Code of conduct for proxy voting industry

The European Securities and Markets Authority (ESMA) has developed a set of high level principles with the aim of encouraging the proxy voting industry to develop its own code of conduct.

Speaking at the ICGN conference in Milan, the head of the investment and reporting division at ESMA, Laurent Degabriel, said it will set a deadline of two years for a code of conduct to materialise.

The high level principles are:

  • Responsibility for voting lies with the investor
  • Potential conflicts of interest should be dealt with and disclosed
  • The methodology and information behind voting policies should be disclosed
  • Local market conditions should be taken into account in voting advice
  • Investors should be informed of how advice is developed and of any limitations it might have
  • Engagement with issuers should be disclosed.

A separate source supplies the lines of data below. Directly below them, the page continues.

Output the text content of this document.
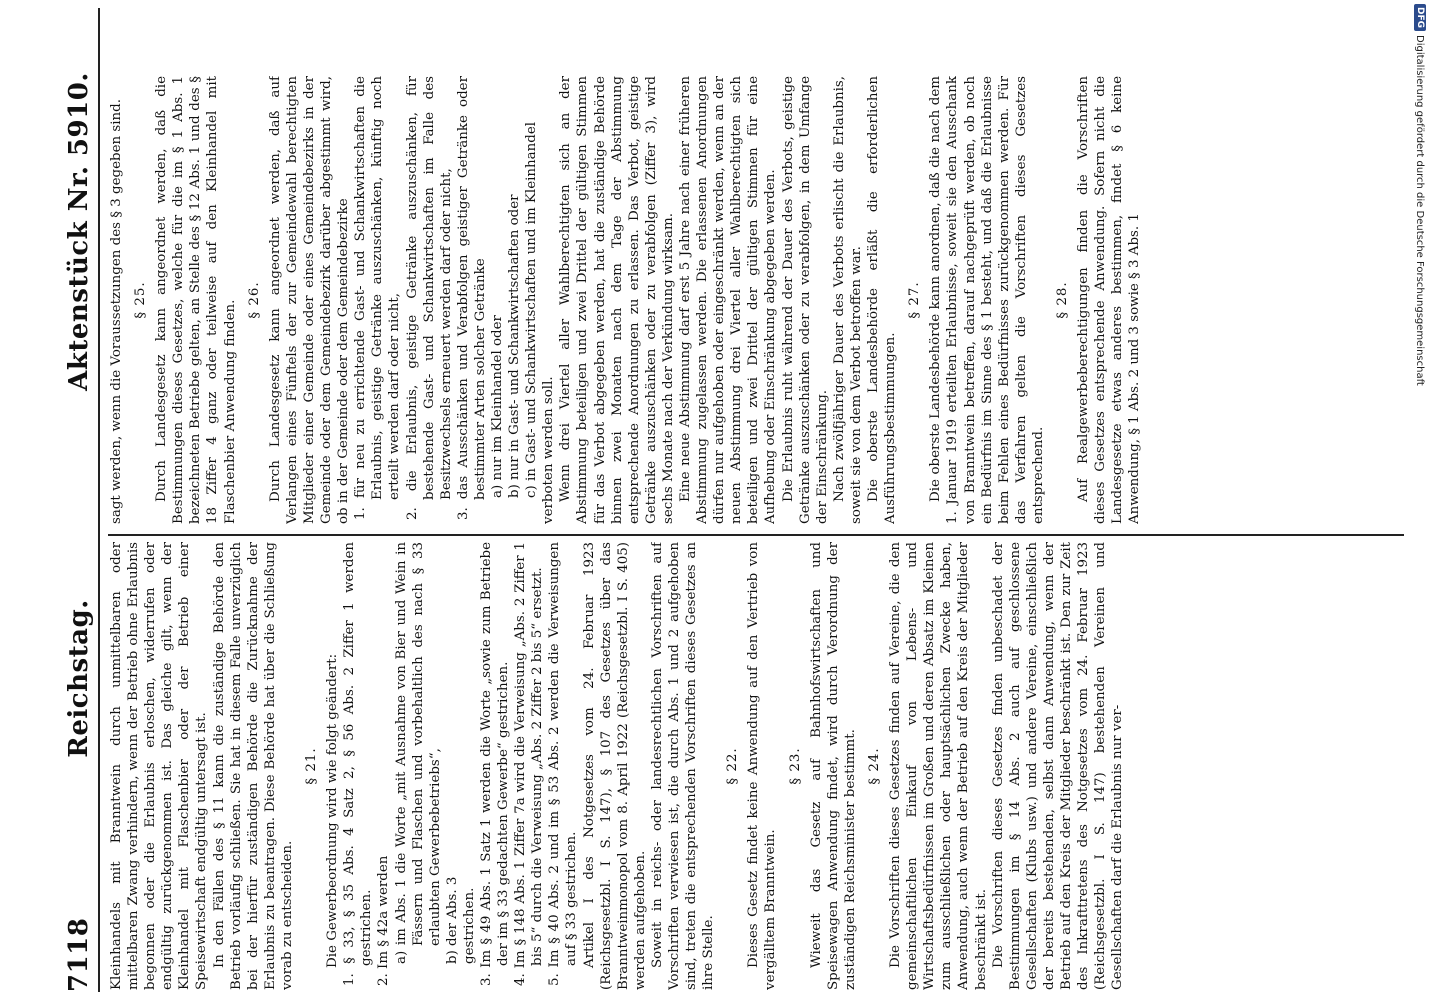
7118
Reichstag.
Aktenstück Nr. 5910.

Kleinhandels mit Branntwein durch unmittelbaren oder mittelbaren Zwang verhindern, wenn der Betrieb ohne Erlaubnis begonnen oder die Erlaubnis erloschen, widerrufen oder endgültig zurückgenommen ist. Das gleiche gilt, wenn der Kleinhandel mit Flaschenbier oder der Betrieb einer Speisewirtschaft endgültig untersagt ist. In den Fällen des § 11 kann die zuständige Behörde den Betrieb vorläufig schließen. Sie hat in diesem Falle unverzüglich bei der hierfür zuständigen Behörde die Zurücknahme der Erlaubnis zu beantragen. Diese Behörde hat über die Schließung vorab zu entscheiden.

§ 21. Die Gewerbeordnung wird wie folgt geändert: 1. § 33, § 35 Abs. 4 Satz 2, § 56 Abs. 2 Ziffer 1 werden gestrichen. 2. Im § 42a werden a) im Abs. 1 die Worte „mit Ausnahme von Bier und Wein in Fässern und Flaschen und vorbehaltlich des nach § 33 erlaubten Gewerbebetriebs“, b) der Abs. 3 gestrichen. 3. Im § 49 Abs. 1 Satz 1 werden die Worte „sowie zum Betriebe der im § 33 gedachten Gewerbe“ gestrichen. 4. Im § 148 Abs. 1 Ziffer 7a wird die Verweisung „Abs. 2 Ziffer 1 bis 5“ durch die Verweisung „Abs. 2 Ziffer 2 bis 5“ ersetzt. 5. Im § 40 Abs. 2 und im § 53 Abs. 2 werden die Verweisungen auf § 33 gestrichen. Artikel I des Notgesetzes vom 24. Februar 1923 (Reichsgesetzbl. I S. 147), § 107 des Gesetzes über das Branntweinmonopol vom 8. April 1922 (Reichsgesetzbl. I S. 405) werden aufgehoben. Soweit in reichs- oder landesrechtlichen Vorschriften auf Vorschriften verwiesen ist, die durch Abs. 1 und 2 aufgehoben sind, treten die entsprechenden Vorschriften dieses Gesetzes an ihre Stelle.

§ 22. Dieses Gesetz findet keine Anwendung auf den Vertrieb von vergälltem Branntwein.

§ 23. Wieweit das Gesetz auf Bahnhofswirtschaften und Speisewagen Anwendung findet, wird durch Verordnung der zuständigen Reichsminister bestimmt. § 24. Die Vorschriften dieses Gesetzes finden auf Vereine, die den gemeinschaftlichen Einkauf von Lebens- und Wirtschaftsbedürfnissen im Großen und deren Absatz im Kleinen zum ausschließlichen oder hauptsächlichen Zwecke haben, Anwendung, auch wenn der Betrieb auf den Kreis der Mitglieder beschränkt ist. Die Vorschriften dieses Gesetzes finden unbeschadet der Bestimmungen im § 14 Abs. 2 auch auf geschlossene Gesellschaften (Klubs usw.) und andere Vereine, einschließlich der bereits bestehenden, selbst dann Anwendung, wenn der Betrieb auf den Kreis der Mitglieder beschränkt ist. Den zur Zeit des Inkrafttretens des Notgesetzes vom 24. Februar 1923 (Reichsgesetzbl. I S. 147) bestehenden Vereinen und Gesellschaften darf die Erlaubnis nur ver-

sagt werden, wenn die Voraussetzungen des § 3 gegeben sind. § 25. Durch Landesgesetz kann angeordnet werden, daß die Bestimmungen dieses Gesetzes, welche für die im § 1 Abs. 1 bezeichneten Betriebe gelten, an Stelle des § 12 Abs. 1 und des § 18 Ziffer 4 ganz oder teilweise auf den Kleinhandel mit Flaschenbier Anwendung finden. § 26. Durch Landesgesetz kann angeordnet werden, daß auf Verlangen eines Fünftels der zur Gemeindewahl berechtigten Mitglieder einer Gemeinde oder eines Gemeindebezirks in der Gemeinde oder dem Gemeindebezirk darüber abgestimmt wird, ob in der Gemeinde oder dem Gemeindebezirke 1. für neu zu errichtende Gast- und Schankwirtschaften die Erlaubnis, geistige Getränke auszuschänken, künftig noch erteilt werden darf oder nicht, 2. die Erlaubnis, geistige Getränke auszuschänken, für bestehende Gast- und Schankwirtschaften im Falle des Besitzwechsels erneuert werden darf oder nicht, 3. das Ausschänken und Verabfolgen geistiger Getränke oder bestimmter Arten solcher Getränke a) nur im Kleinhandel oder b) nur in Gast- und Schankwirtschaften oder c) in Gast- und Schankwirtschaften und im Kleinhandel verboten werden soll. Wenn drei Viertel aller Wahlberechtigten sich an der Abstimmung beteiligen und zwei Drittel der gültigen Stimmen für das Verbot abgegeben werden, hat die zuständige Behörde binnen zwei Monaten nach dem Tage der Abstimmung entsprechende Anordnungen zu erlassen. Das Verbot, geistige Getränke auszuschänken oder zu verabfolgen (Ziffer 3), wird sechs Monate nach der Verkündung wirksam. Eine neue Abstimmung darf erst 5 Jahre nach einer früheren Abstimmung zugelassen werden. Die erlassenen Anordnungen dürfen nur aufgehoben oder eingeschränkt werden, wenn an der neuen Abstimmung drei Viertel aller Wahlberechtigten sich beteiligen und zwei Drittel der gültigen Stimmen für eine Aufhebung oder Einschränkung abgegeben werden. Die Erlaubnis ruht während der Dauer des Verbots, geistige Getränke auszuschänken oder zu verabfolgen, in dem Umfange der Einschränkung. Nach zwölfjähriger Dauer des Verbots erlischt die Erlaubnis, soweit sie von dem Verbot betroffen war. Die oberste Landesbehörde erläßt die erforderlichen Ausführungsbestimmungen.

§ 27. Die oberste Landesbehörde kann anordnen, daß die nach dem 1. Januar 1919 erteilten Erlaubnisse, soweit sie den Ausschank von Branntwein betreffen, darauf nachgeprüft werden, ob noch ein Bedürfnis im Sinne des § 1 besteht, und daß die Erlaubnisse beim Fehlen eines Bedürfnisses zurückgenommen werden. Für das Verfahren gelten die Vorschriften dieses Gesetzes entsprechend.

§ 28. Auf Realgewerbeberechtigungen finden die Vorschriften dieses Gesetzes entsprechende Anwendung. Sofern nicht die Landesgesetze etwas anderes bestimmen, findet § 6 keine Anwendung, § 1 Abs. 2 und 3 sowie § 3 Abs. 1

DFG
Digitalisierung gefördert durch die Deutsche Forschungsgemeinschaft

“It is a new thing for us to come up with a code of conduct, and it is important that it is drafted and owned by the proxy voting industry. We are at the beginning of the process. If after two years the result is dissatisfactory, ESMA can consider a different regulatory approach or the EC may consider taking action,” Degabriel says.

The proxy voting firms participating in the panel, Glass Lewis and ISS, both agreed with concept of a code of conduct. Katherine Rabin, chief executive of Glass Lewis, which is a fully owned subsidiary of the Ontario Teachers Pension Plan, says she was very supportive of developing a code of conduct. “We think it will facilitate a better understanding of the voting process,” she says. “I’m also excited about the prospect that the code will create a platform for other issues, particularly the ‘plumbing’ issues that effect many participants.”

The panel also discussed the misunderstanding of the role of proxy advisers among the wider community, as well as the use of them by investors. Frank Curtiss, head of corporate governance at RPMI Railpen, says the fund uses many advisers, including Glass Lewis and Manifest, as well as Governance for Owners for engagement in Europe and Japan.

Railpen, which has been an active voter of its UK holdings since 1992, also has a voting and engagement alliance with fellow UK asset owner, USS. If the two investors are to vote no or abstain from a vote, they write to the company beforehand to explain why. “We are invested in 2000 stocks around the world, and we have a team of two people on voting and engagement. We have to have a system of filtering and streamlining that, so we turn to external proxy advisors,” he says.

Curtiss says this activity does not bypass its funds managers – all of its assets are managed externally – and it expects its funds managers to do direct engagement.

He says the work of ESMA, and the focus on full transparency is a good thing and a code would be helpful.